Dans la rue je suis arrêté par une affiche surprenante. En haut on lit : « Le rieur sage ». Il propose des livres à acheter. Au milieu un visage de profil – celui d’un homme bien rasé, au regard méditatif, passablement morne – il ne rappelle outre mesure ni Socrate, ni Democrite. Il rappellerait plutôt ma personne. Tiens, mais c’est vrai. En effet, c’est moi.

Je le fixe avec émotion.

Bon, bon, je sais, c’est une réclame – il ne s’agit pas de moi ici, c’est une affaire entre la maison d’édition et le public, or entre eux ils parlent de moi comme il leur plaît, ils prennent des positions concernant ma Modeste Personne comme ils l’entendent. On a du mal à s’en mêler. N’écoute pas à la porte quand on parle de toi, c’est un bon vieux conseil – tu n’entendrais que ta honte. Tant pis pour moi, il y a tant d’affiches partout, fallait-il que je m’arrête juste devant celle-ci qui parle à tous sauf à moi, qui veut dire quelque chose, qui a besoin de tous sauf de moi. Le sage rieur au visage morne se détourne nerveusement, avec impatience, quand il me voit, d’un geste furieux de sa main il me fait signe de déguerpir :

- Qu’est-ce que tu as à reluquer, petit imbécile ? Tu n’achèteras certainement pas ces livres. Dégage ! Fais place au public sérieux et méritant !
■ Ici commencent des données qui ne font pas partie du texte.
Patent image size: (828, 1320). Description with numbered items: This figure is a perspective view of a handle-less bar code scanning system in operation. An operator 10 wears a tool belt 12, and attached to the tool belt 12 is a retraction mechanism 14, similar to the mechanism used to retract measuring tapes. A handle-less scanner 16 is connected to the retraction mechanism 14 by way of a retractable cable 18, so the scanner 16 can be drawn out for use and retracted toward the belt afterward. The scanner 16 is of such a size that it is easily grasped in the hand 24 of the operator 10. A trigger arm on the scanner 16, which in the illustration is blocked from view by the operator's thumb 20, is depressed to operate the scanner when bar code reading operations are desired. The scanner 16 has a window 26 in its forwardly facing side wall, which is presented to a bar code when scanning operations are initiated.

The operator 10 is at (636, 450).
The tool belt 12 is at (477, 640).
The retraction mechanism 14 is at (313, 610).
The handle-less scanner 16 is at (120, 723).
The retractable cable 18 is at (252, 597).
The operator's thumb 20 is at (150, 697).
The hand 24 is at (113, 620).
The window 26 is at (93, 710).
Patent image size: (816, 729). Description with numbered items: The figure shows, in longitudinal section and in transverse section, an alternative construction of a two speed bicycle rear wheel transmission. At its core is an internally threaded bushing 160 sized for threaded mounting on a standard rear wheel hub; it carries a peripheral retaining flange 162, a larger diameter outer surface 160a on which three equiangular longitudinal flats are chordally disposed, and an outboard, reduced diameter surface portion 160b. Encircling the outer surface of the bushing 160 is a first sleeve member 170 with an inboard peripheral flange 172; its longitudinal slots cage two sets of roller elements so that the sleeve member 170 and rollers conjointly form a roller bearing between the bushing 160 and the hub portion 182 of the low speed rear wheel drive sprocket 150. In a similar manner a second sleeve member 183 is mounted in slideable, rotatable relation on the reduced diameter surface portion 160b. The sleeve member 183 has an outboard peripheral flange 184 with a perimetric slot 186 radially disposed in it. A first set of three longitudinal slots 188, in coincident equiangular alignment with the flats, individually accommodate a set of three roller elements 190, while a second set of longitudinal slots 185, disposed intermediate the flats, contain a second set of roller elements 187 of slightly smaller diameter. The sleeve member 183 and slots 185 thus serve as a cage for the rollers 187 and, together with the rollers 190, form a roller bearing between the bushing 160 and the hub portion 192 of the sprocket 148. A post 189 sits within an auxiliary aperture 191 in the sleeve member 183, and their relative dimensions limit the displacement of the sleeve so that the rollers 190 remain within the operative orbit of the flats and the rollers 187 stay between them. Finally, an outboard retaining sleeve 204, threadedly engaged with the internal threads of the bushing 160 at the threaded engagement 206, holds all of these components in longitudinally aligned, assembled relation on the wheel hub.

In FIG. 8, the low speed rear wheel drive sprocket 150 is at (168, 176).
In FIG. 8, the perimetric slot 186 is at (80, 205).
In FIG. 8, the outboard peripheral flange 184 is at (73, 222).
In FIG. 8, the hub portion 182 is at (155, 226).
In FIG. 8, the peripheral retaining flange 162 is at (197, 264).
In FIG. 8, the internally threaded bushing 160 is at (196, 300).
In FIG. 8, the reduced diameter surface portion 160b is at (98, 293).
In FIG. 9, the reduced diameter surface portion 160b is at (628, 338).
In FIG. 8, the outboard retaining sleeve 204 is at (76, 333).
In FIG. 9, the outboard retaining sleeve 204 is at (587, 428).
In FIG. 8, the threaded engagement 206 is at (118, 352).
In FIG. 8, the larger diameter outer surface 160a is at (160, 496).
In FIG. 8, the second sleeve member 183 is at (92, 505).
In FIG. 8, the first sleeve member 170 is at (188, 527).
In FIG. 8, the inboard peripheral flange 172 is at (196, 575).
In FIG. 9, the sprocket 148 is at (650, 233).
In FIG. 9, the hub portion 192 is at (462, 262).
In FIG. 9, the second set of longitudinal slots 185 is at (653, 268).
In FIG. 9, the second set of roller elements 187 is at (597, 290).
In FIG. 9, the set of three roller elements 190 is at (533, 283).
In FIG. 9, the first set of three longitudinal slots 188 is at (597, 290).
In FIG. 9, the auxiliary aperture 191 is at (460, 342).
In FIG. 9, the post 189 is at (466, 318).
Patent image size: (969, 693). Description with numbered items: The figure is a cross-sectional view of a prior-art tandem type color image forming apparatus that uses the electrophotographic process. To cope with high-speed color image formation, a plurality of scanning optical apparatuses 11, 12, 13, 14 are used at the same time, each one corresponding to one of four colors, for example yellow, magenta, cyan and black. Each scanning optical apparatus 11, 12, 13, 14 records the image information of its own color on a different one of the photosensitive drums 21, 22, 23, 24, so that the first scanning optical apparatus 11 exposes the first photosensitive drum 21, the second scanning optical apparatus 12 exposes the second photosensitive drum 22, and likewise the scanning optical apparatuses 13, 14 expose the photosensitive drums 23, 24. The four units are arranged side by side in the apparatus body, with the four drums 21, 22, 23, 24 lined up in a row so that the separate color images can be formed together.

Bon, d’accord, sage rieur, c’est entendu, je me tire, je déguerpis, avec au cœur un sentiment étrange. Néanmoins tu ne peux pas m’interdire de méditer sur les deux mots par lesquels tu t’es désigné. Tu es un gars culotté, c’est certain – où as-tu puisé ton courage ? En modeste retrait, au coin de la place du marché où tu rameutes les curieux avec battements de tambour braillards, tu te pâmes pour ta gaîté et pour ta sagesse, je te regarde, je hoche la tête, j’aimerais revenir vers toi sur la pointe des pieds, en rasant les murs, te souffler quelques mots à l’oreille. Juste quelques mots, les mots de ce jeune homme que, t’en souviens-tu ? Tu as déjà rencontré et que, souviens-toi, tu as oublié plus profondément qu’avant votre première rencontre.

Mais cela est tout de même ton affaire privée. Et de toute façon, je n’ai nulle envie de faire le sentimental, je voudrais seulement te prévenir…

Es-tu sûr d’avoir bien choisi ces deux mots ? Même de ton point de vue à toi, vulgaire et simpliste.

Sais-tu ce qu’est un sage ? Sais-tu ce qu’est rire ?

N’insistons pas sur le premier. Nous devrions l’être, toi ou moi, être sage, afin de délimiter ce mot : c’est la loi de la relativité des âmes, il vaut mieux ne pas y penser.

Mais le second…

Sais-tu ce qu’est rire ? Sais-tu ce qu’est faire rire ? Sais-tu ce qu’est le rire ?

Tu n’as aucune raison de t’étonner de mes questions naïves. Voici moi dont tu as revêtu la panoplie sur ce marché, je suis arrêté ici et je t’avoue franchement que c’est la première fois que je réfléchis : que signifie vraiment ce terme ?

Ce qu’en général nous supposons être son contraire, je pourrais en parler plus longuement. À l’âge de vingt ans j’ai écrit une étude sur les larmes, les pleurs. J’ai tenté d’y prouver que les pleurs sont une des formes la plus intense, je dirai presque la plus perverse de l’ivresse psychique et physique – les larmes, bien-être berçant, plaisir grisant, dangereuse passion, luxure que nous commettons avec les yeux, d’une volonté inconsciente, cherchant avec ruse l’accomplissement de la jouissance au paroxysme duquel elle jaillit de nos yeux enflés.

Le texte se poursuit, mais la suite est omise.